Генерал Седов, толстяк с крашеными усами, подошел и шепнул ему на ухо:
— Не терзайте себя, дорогой мой. Я переговорил с его светлостью, он окажет покровительство вашим сыновьям…
Николай Александрович едва заметно передернул плечами. Он и сам ездил в Санкт-Петербург…получил рекомендательные письма, добился аудиенции у великого князя. Но разве это защитит мальчиков от шальной пули или убережет от дизентерии? «Когда дети вырастают, остается отойти в сторону и позволить им жить собственной жизнью… Но ты не в силах заставить себя не волноваться, все бегаешь, суетишься, пытаешься помочь… Боже, я старею. Куда подевалась былая отвага? Война… Разве я сам в двадцать лет не мечтал о сражениях и славе?»
— Благодарю, Михаил Михайлович, — рассеянно ответил он. — Они разделят судьбу тысяч российских офицеров. Всем нам следует молить Господа о ниспослании победы.

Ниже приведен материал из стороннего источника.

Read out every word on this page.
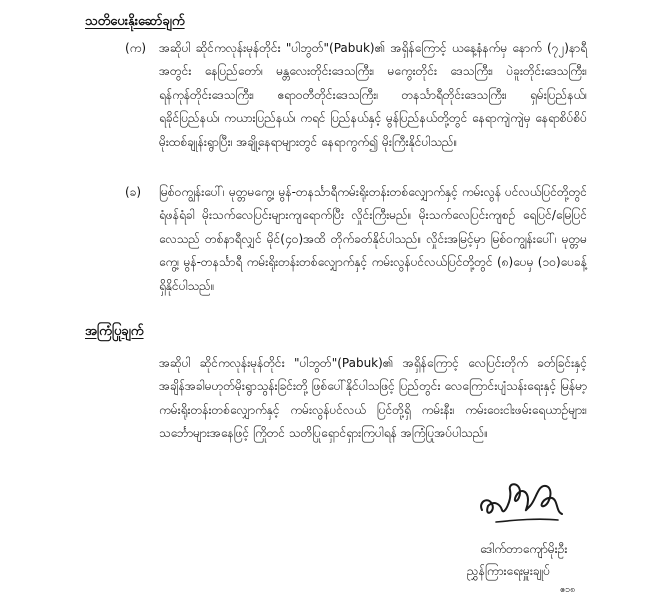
သတိပေးနိုးဆော်ချက်
(က) အဆိုပါ ဆိုင်ကလုန်းမုန်တိုင်း "ပါဘွတ်"(Pabuk)၏ အရှိန်ကြောင့် ယနေ့နံနက်မှ နောက် (၇၂)နာရီအတွင်း နေပြည်တော်၊ မန္တလေးတိုင်းဒေသကြီး၊ မကွေးတိုင်း ဒေသကြီး၊ ပဲခူးတိုင်းဒေသကြီး၊ ရန်ကုန်တိုင်းဒေသကြီး၊ ဧရာဝတီတိုင်းဒေသကြီး၊ တနင်္သာရီတိုင်းဒေသကြီး၊ ရှမ်းပြည်နယ်၊ ရခိုင်ပြည်နယ်၊ ကယားပြည်နယ်၊ ကရင် ပြည်နယ်နှင့် မွန်ပြည်နယ်တို့တွင် နေရာကျဲကျဲမှ နေရာစိပ်စိပ် မိုးထစ်ချုန်းရွာပြီး၊ အချို့နေရာများတွင် နေရာကွက်၍ မိုးကြီးနိုင်ပါသည်။
(ခ) မြစ်ဝကျွန်းပေါ်၊ မုတ္တမကွေ့၊ မွန်-တနင်္သာရီကမ်းရိုးတန်းတစ်လျှောက်နှင့် ကမ်းလွန် ပင်လယ်ပြင်တို့တွင် ရံဖန်ရံခါ မိုးသက်လေပြင်းများကျရောက်ပြီး လှိုင်းကြီးမည်။ မိုးသက်လေပြင်းကျစဉ် ရေပြင်/မြေပြင်လေသည် တစ်နာရီလျှင် မိုင်(၄၀)အထိ တိုက်ခတ်နိုင်ပါသည်။ လှိုင်းအမြင့်မှာ မြစ်ဝကျွန်းပေါ်၊ မုတ္တမကွေ့၊ မွန်-တနင်္သာရီ ကမ်းရိုးတန်းတစ်လျှောက်နှင့် ကမ်းလွန်ပင်လယ်ပြင်တို့တွင် (၈)ပေမှ (၁၀)ပေခန့် ရှိနိုင်ပါသည်။
အကြံပြုချက်
အဆိုပါ ဆိုင်ကလုန်းမုန်တိုင်း "ပါဘွတ်"(Pabuk)၏ အရှိန်ကြောင့် လေပြင်းတိုက် ခတ်ခြင်းနှင့် အချိန်အခါမဟုတ်မိုးရွာသွန်းခြင်းတို့ ဖြစ်ပေါ်နိုင်ပါသဖြင့် ပြည်တွင်း လေကြောင်းပျံသန်းရေးနှင့် မြန်မာ့ကမ်းရိုးတန်းတစ်လျှောက်နှင့် ကမ်းလွန်ပင်လယ် ပြင်တို့ရှိ ကမ်းနီး၊ ကမ်းဝေးငါးဖမ်းရေယာဉ်များ၊ သင်္ဘောများအနေဖြင့် ကြိုတင် သတိပြုရှောင်ရှားကြပါရန် အကြံပြုအပ်ပါသည်။
ဒေါက်တာကျော်မိုးဦး
ညွှန်ကြားရေးမှူးချုပ်
ဧ၁၈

— Бог на нашей стороне! — пылко воскликнул старый вояка, но ни один из побывавших на фронте молодых офицеров не поддержал его. Кто-то открыл крышку пианино, взял несколько нот, и Николай Александрович сказал:
— Танцуйте, дети мои, танцуйте, прошу вас.
Направляясь к карточному столу, чтобы составить партию в бридж, он добавил, обращаясь к жене:
— Тебе нужно отдохнуть, Нелл, ты очень бледна.
— Ступай и ты, — тихо ответила она, коснулась его руки и вышла.
Карин начал игру, но едва мог сосредоточиться, то и дело машинально поглаживал серебряную розетку подсвечника.
Глава II
Какое-то время Татьяна Ивановна слушала удалявшийся звон колокольчика под дугой. «Как быстро они едут», — думала она, стискивая под подбородком концы шали. Сухой снежок сыпал ей в лицо, забивался под веки. Луна уже взошла, и глубокий, успевший заледенеть след от полозьев отливал в ее свете голубым блеском. Ветер переменился, снег повалил еще сильнее. Все стихло, ели стонали и покряхтывали в тишине, как живые.
Старая женщина медленно пошла назад к дому. Она думала о Кирилле и Юрии, ее сердце было переполнено горестным недоумением и неприятием… Война. Она представляла себе поле боя, мчащихся на полном скаку лошадей, рвущиеся со страшным треском, на манер зрелых стручков гороха, снаряды… Где она могла видеть такую картинку? Ах да, в учебнике, разрисованном кем-то из детей… Каких детей?
Николая Александровича и его братьев? Когда Татьяна Ивановна сильно уставала, как было в эту ночь, все путалось у нее в голове и по ночам ей снились длинные тревожные сны… Может, она проснется в своей прежней комнате, услышав плач Коленьки?
Пятьдесят один год… Когда-то у нее тоже были муж и ребенок… Оба умерли — так давно, что она едва могла вспомнить их лица… Да, все проходит, на все воля Божья.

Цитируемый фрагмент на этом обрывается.